REMBANG, Lingkarjateng.id – Desa Wisata Sendangasri, Kecamatan Lasem, Kabupaten Rembang, mencatatkan prestasi membanggakan dengan masuk dalam 15 besar kategori Desa Wisata terbaik pada ajang Wonderful Indonesia Awards (WIA) tahun 2025. Ajang bergengsi yang diselenggarakan Kementerian Pariwisata Republik Indonesia (KemenparRI) ini diikuti oleh lebih dari 6.000 desa wisata se-Indonesia.
Secara keseluruhan, Sendangasri berhasil menembus 30 besar dari seluruh kategori yang dilombakan. Empat kategori yang dinilai dalam WIA 2025 meliputi Desa Wisata, Daya Tarik Wisata, Kelompok Sadar Wisata (Pokdarwis), serta Toilet Terbaik Nasional.
Kepala Dinas Kebudayaan dan Pariwisata (Dinbudpar) Kabupaten Rembang, Muttaqin, menyampaikan bahwa kini Desa Sendangasri bersaing dengan 14 desa lainnya di kategori Desa Wisata.

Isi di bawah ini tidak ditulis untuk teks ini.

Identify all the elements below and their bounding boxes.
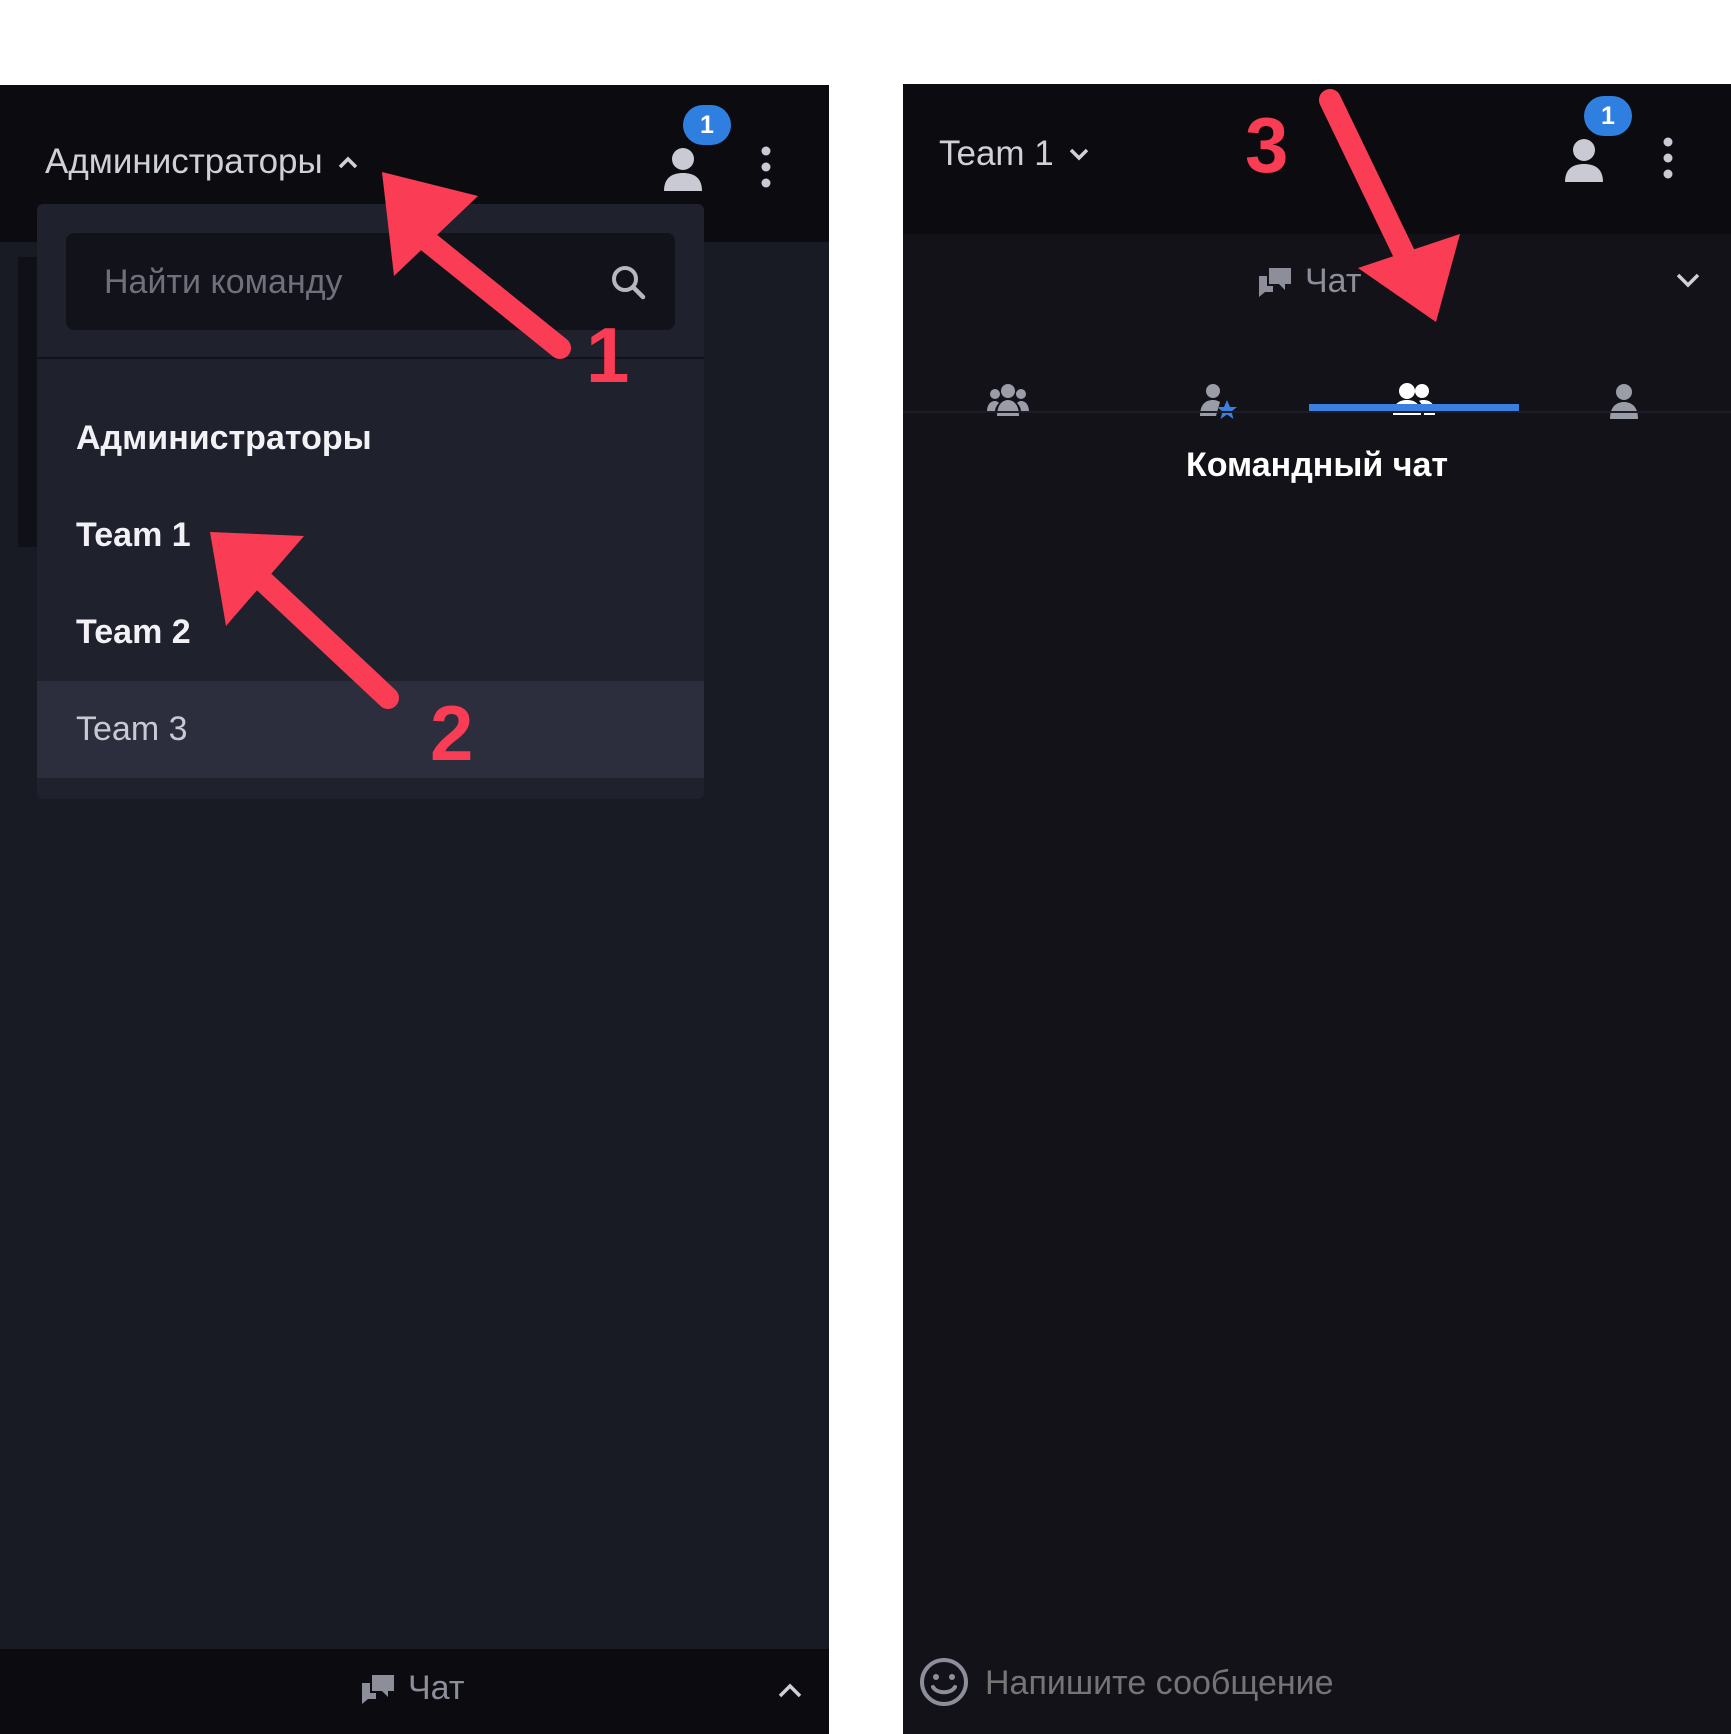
annotation-arrows — [210, 89, 1460, 709]
annotation-arrow-2 — [210, 532, 399, 709]
annotation-label-1: 1 — [586, 311, 630, 399]
annotation-label-3: 3 — [1245, 101, 1289, 189]
annotation-arrow-3 — [1319, 89, 1460, 322]
annotation-arrow-1 — [382, 172, 571, 359]
annotation-label-2: 2 — [430, 689, 474, 777]
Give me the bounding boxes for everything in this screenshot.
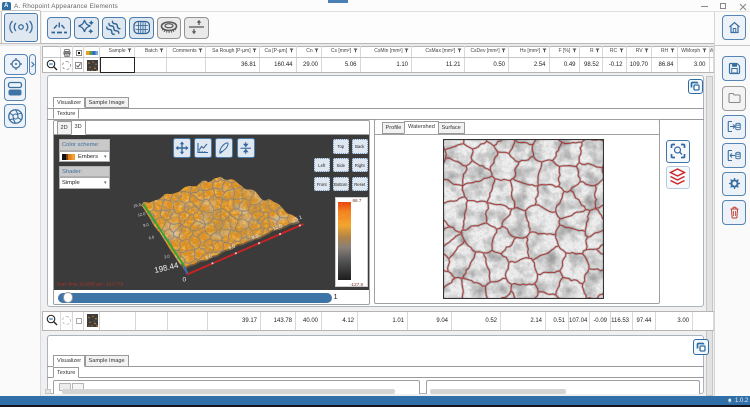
svg-text:12.0: 12.0 [137,211,146,218]
svg-text:6.0: 6.0 [148,234,155,240]
svg-text:0: 0 [183,277,187,284]
svg-text:3.0: 3.0 [164,253,171,259]
svg-text:15.0: 15.0 [133,202,142,209]
svg-text:198.44: 198.44 [153,261,179,275]
svg-text:Scan Time: 01.0087 µm - 10.0 7: Scan Time: 01.0087 µm - 10.0 779 [57,282,124,287]
svg-text:9.0: 9.0 [143,222,150,228]
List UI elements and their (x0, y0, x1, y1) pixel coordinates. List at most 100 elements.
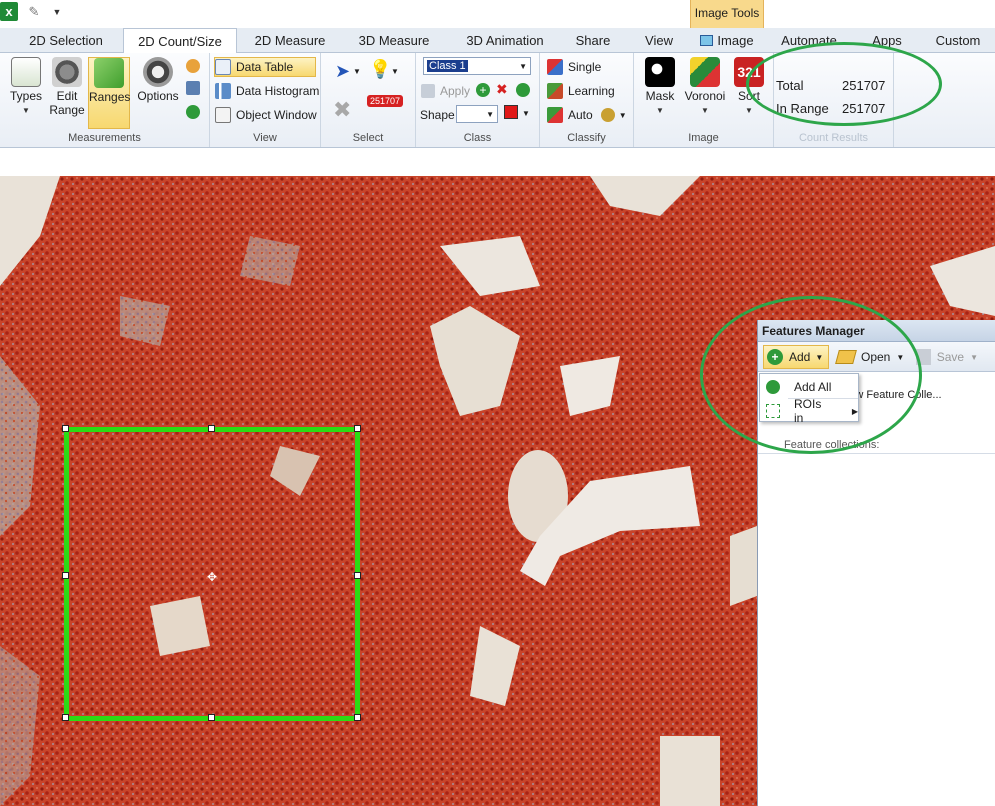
delete-icon[interactable]: ✖ (333, 97, 351, 123)
tab-2d-selection[interactable]: 2D Selection (18, 28, 114, 53)
tab-2d-count-size[interactable]: 2D Count/Size (123, 28, 237, 54)
roi-handle[interactable] (62, 425, 69, 432)
roi-handle[interactable] (354, 425, 361, 432)
group-label-image: Image (688, 132, 719, 144)
annotation-oval-count (746, 42, 942, 126)
mask-button[interactable]: Mask ▼ (639, 57, 681, 118)
data-table-button[interactable]: Data Table (214, 57, 316, 77)
class-select[interactable]: Class 1 ▼ (423, 57, 531, 75)
group-measurements: Types ▼ Edit Range Ranges Options Measure… (0, 53, 210, 147)
remove-class-icon[interactable]: ✖ (496, 81, 508, 98)
apply-icon (421, 84, 435, 98)
options-button[interactable]: Options (135, 57, 181, 103)
tab-share[interactable]: Share (568, 28, 618, 53)
group-select: ➤ ▼ 💡 ▼ ✖ 251707 Select (321, 53, 416, 147)
tab-2d-measure[interactable]: 2D Measure (244, 28, 336, 53)
group-label-view: View (253, 132, 277, 144)
refresh-icon[interactable] (186, 105, 200, 119)
apply-button[interactable]: Apply (421, 81, 470, 101)
quick-access-toolbar: x ✎ ▼ (0, 0, 995, 24)
edit-range-button[interactable]: Edit Range (46, 57, 88, 117)
tab-3d-measure[interactable]: 3D Measure (348, 28, 440, 53)
voronoi-button[interactable]: Voronoi ▼ (682, 57, 728, 118)
chevron-down-icon: ▼ (353, 67, 361, 76)
apply-label: Apply (440, 84, 471, 98)
edit-range-icon (52, 57, 82, 87)
export-icon[interactable] (186, 81, 200, 95)
lightbulb-icon[interactable]: 💡 (369, 59, 391, 80)
group-class: Class 1 ▼ Apply + ✖ Shape ▼ ▼ Class (416, 53, 540, 147)
ranges-icon (94, 58, 124, 88)
classify-auto-button[interactable]: Auto ▼ (547, 105, 627, 125)
canvas-top-margin (0, 148, 995, 176)
voronoi-icon (690, 57, 720, 87)
qat-dropdown-icon[interactable]: ▼ (50, 2, 64, 21)
types-icon (11, 57, 41, 87)
options-label: Options (137, 89, 179, 103)
tab-custom[interactable]: Custom (928, 28, 988, 53)
tab-3d-animation[interactable]: 3D Animation (456, 28, 554, 53)
chevron-down-icon: ▼ (391, 67, 399, 76)
table-icon (215, 59, 231, 75)
save-label: Save (936, 350, 965, 364)
excel-icon[interactable]: x (0, 2, 18, 21)
gear-icon (143, 57, 173, 87)
data-histogram-button[interactable]: Data Histogram (215, 81, 319, 101)
tab-image[interactable]: Image (690, 28, 764, 53)
pin-icon[interactable]: ✎ (24, 2, 44, 21)
roi-rectangle[interactable]: ✥ (62, 425, 361, 721)
tab-image-label: Image (717, 33, 754, 48)
classify-learning-button[interactable]: Learning (547, 81, 615, 101)
chevron-down-icon: ▼ (618, 110, 627, 120)
chevron-down-icon: ▼ (970, 352, 978, 362)
group-label-classify: Classify (567, 132, 606, 144)
roi-handle[interactable] (62, 572, 69, 579)
roi-handle[interactable] (354, 714, 361, 721)
roi-handle[interactable] (208, 714, 215, 721)
chevron-down-icon: ▼ (486, 109, 494, 119)
image-tab-icon (700, 35, 714, 46)
classify-single-label: Single (568, 60, 602, 74)
context-tab-image-tools: Image Tools (690, 0, 764, 28)
group-label-count-results: Count Results (798, 132, 869, 144)
histogram-icon (215, 83, 231, 99)
ranges-label: Ranges (89, 90, 131, 104)
classify-learning-label: Learning (568, 84, 615, 98)
chevron-down-icon: ▼ (656, 106, 664, 115)
object-window-button[interactable]: Object Window (215, 105, 317, 125)
ranges-button[interactable]: Ranges (88, 57, 130, 129)
save-button[interactable]: Save ▼ (916, 345, 978, 369)
small-tool-icon[interactable] (186, 59, 200, 73)
class-color-swatch[interactable] (504, 105, 518, 119)
shape-select[interactable]: ▼ (456, 105, 498, 123)
chevron-down-icon: ▼ (519, 61, 527, 71)
roi-handle[interactable] (354, 572, 361, 579)
classify-learning-icon (547, 83, 563, 99)
add-class-icon[interactable]: + (476, 83, 490, 97)
chevron-down-icon: ▼ (522, 109, 530, 118)
mask-icon (645, 57, 675, 87)
roi-handle[interactable] (208, 425, 215, 432)
edit-range-label: Edit Range (49, 89, 85, 117)
move-handle-icon[interactable]: ✥ (207, 570, 217, 584)
roi-handle[interactable] (62, 714, 69, 721)
tab-view[interactable]: View (638, 28, 680, 53)
classify-settings-icon[interactable] (600, 108, 615, 122)
cursor-icon[interactable]: ➤ (335, 61, 350, 82)
object-window-icon (215, 107, 231, 123)
group-view: Data Table Data Histogram Object Window … (210, 53, 321, 147)
shape-label: Shape (420, 108, 455, 122)
voronoi-label: Voronoi (684, 89, 726, 103)
types-button[interactable]: Types ▼ (5, 57, 47, 118)
types-label: Types (9, 89, 42, 103)
group-label-measurements: Measurements (68, 132, 141, 144)
refresh-class-icon[interactable] (516, 83, 530, 97)
group-label-select: Select (352, 132, 384, 144)
object-window-label: Object Window (236, 108, 317, 122)
chevron-down-icon: ▼ (701, 106, 709, 115)
annotation-oval-add (700, 296, 922, 454)
selected-count-badge[interactable]: 251707 (367, 95, 404, 107)
classify-auto-label: Auto (568, 108, 593, 122)
mask-label: Mask (645, 89, 675, 103)
classify-single-button[interactable]: Single (547, 57, 601, 77)
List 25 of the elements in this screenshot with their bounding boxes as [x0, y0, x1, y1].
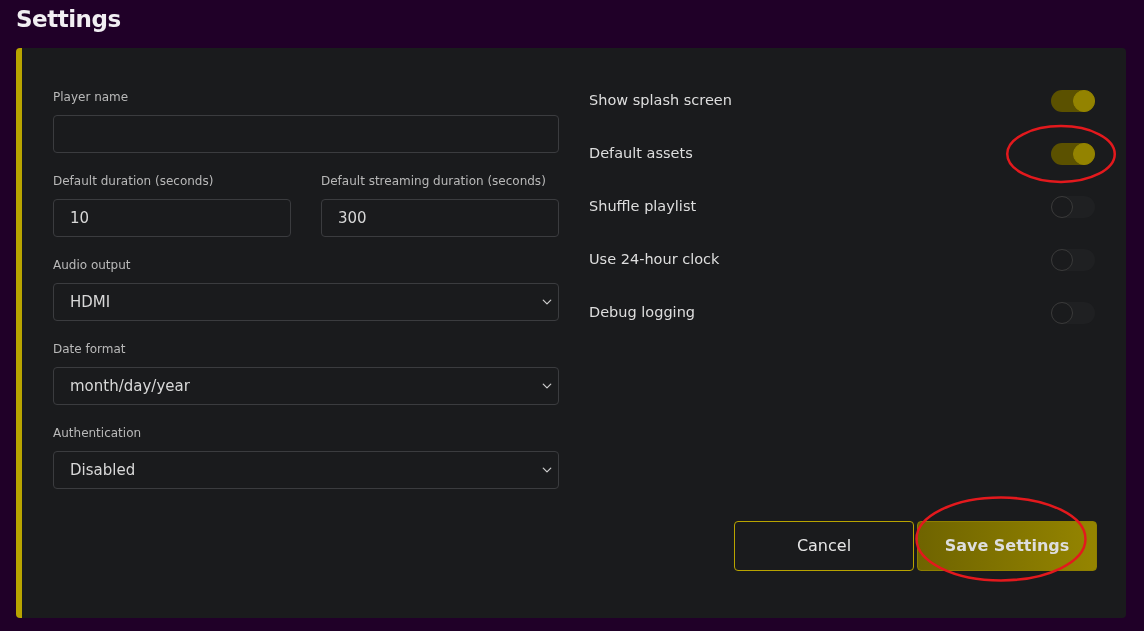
toggle-switch[interactable] [1051, 301, 1095, 324]
toggle-switch[interactable] [1051, 248, 1095, 271]
field-label: Player name [53, 89, 129, 106]
toggle-label: Shuffle playlist [589, 196, 697, 216]
field-label: Date format [53, 341, 126, 358]
page-title: Settings [16, 5, 122, 34]
input-field[interactable]: 300 [321, 199, 559, 237]
field-label: Audio output [53, 257, 131, 274]
input-field[interactable] [53, 115, 559, 153]
save-button[interactable]: Save Settings [917, 521, 1097, 571]
toggle-label: Debug logging [589, 302, 696, 322]
field-label: Authentication [53, 425, 142, 442]
field-label: Default streaming duration (seconds) [321, 173, 546, 190]
input-field[interactable]: 10 [53, 199, 291, 237]
select-field[interactable]: month/day/year [53, 367, 559, 405]
toggle-label: Default assets [589, 143, 693, 163]
select-field[interactable]: Disabled [53, 451, 559, 489]
toggle-switch[interactable] [1051, 89, 1095, 112]
toggle-label: Use 24-hour clock [589, 249, 720, 269]
toggle-label: Show splash screen [589, 90, 732, 110]
select-field[interactable]: HDMI [53, 283, 559, 321]
cancel-button[interactable]: Cancel [734, 521, 914, 571]
toggle-switch[interactable] [1051, 195, 1095, 218]
toggle-switch[interactable] [1051, 142, 1095, 165]
field-label: Default duration (seconds) [53, 173, 214, 190]
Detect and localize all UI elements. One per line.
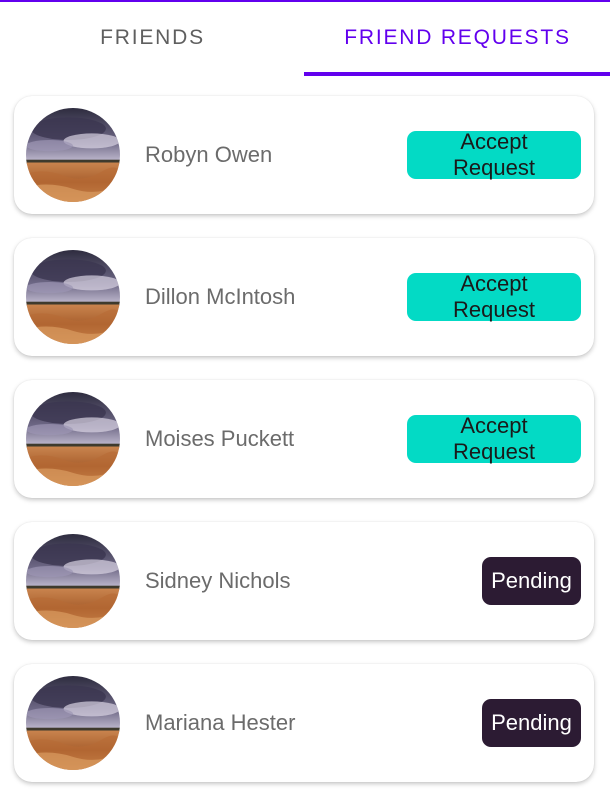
avatar [26, 250, 120, 344]
requester-name: Robyn Owen [145, 142, 273, 167]
accept-request-button[interactable]: Accept Request [407, 129, 581, 180]
pending-button[interactable]: Pending [482, 557, 581, 605]
request-card: Mariana Hester Pending [14, 664, 594, 782]
requester-name: Moises Puckett [145, 426, 295, 451]
tab-bar: FRIENDS FRIEND REQUESTS [0, 2, 610, 75]
request-card: Sidney Nichols Pending [14, 522, 594, 640]
requester-name: Mariana Hester [145, 710, 296, 735]
request-card: Moises Puckett Accept Request [14, 380, 594, 498]
avatar [26, 392, 120, 486]
tab-friend-requests[interactable]: FRIEND REQUESTS [305, 2, 610, 75]
requester-name: Dillon McIntosh [145, 284, 296, 309]
pending-button[interactable]: Pending [482, 699, 581, 747]
avatar [26, 534, 120, 628]
active-tab-indicator [304, 72, 610, 76]
avatar [26, 676, 120, 770]
request-card: Robyn Owen Accept Request [14, 96, 594, 214]
request-card: Dillon McIntosh Accept Request [14, 238, 594, 356]
avatar [26, 108, 120, 202]
tab-friends[interactable]: FRIENDS [0, 2, 305, 75]
accept-request-button[interactable]: Accept Request [407, 413, 581, 464]
requester-name: Sidney Nichols [145, 568, 291, 593]
accept-request-button[interactable]: Accept Request [407, 271, 581, 322]
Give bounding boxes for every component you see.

“Sendangasri ini masuk 15 besar untuk kategori desa wisata, 15 itu nanti akan diambil yang terbaik, insyaallah akan ada 5 besar,” jelasnya.
Pada Jumat, 26 September 2025, tim juri dari KemenparRI telah melakukan visitasi ke Desa Sendangasri untuk memverifikasi data, menilai potensi desa, serta mencocokkan dokumen dan video yang telah dikirimkan dengan kondisi lapangan.
“Kemarin itu kita menyambut sekaligus mendampingi tim juri untuk melaksanakan visitasi menyocokkan antara data dokumen video yang dikirim dengan kondisi riil yang ada di lapangan sehingga itu nanti akan dikompilasi dari data yang ada,” terangnya.
Mutaqqin menambahkan, desa-desa yang masuk 15 besar akan diundang dalam malam penganugerahan WIA 2025. Namun hingga kini, lokasi acara masih menunggu konfirmasi dari panitia pusat.
Sebagai tambahan informasi, Sendangasri dikenal sebagai desa wisata berbasis pelestarian budaya lokal. Desa ini menawarkan berbagai aktivitas edukatif seperti seni tari, karawitan, wayang, kerajinan anyaman, gerabah, batik tulis Lasem, serta kuliner khas yang menjadi daya tarik tersendiri bagi wisatawan.
Sebelumnya, Sendangasri juga meraih juara 1 pada ajang Desa Wisata tingkat Provinsi Jawa Tengah 2025. Kendati demikian, WIA bukan kelanjutan dari ajang tersebut, melainkan kompetisi tersendiri yang diselenggarakan di tingkat nasional.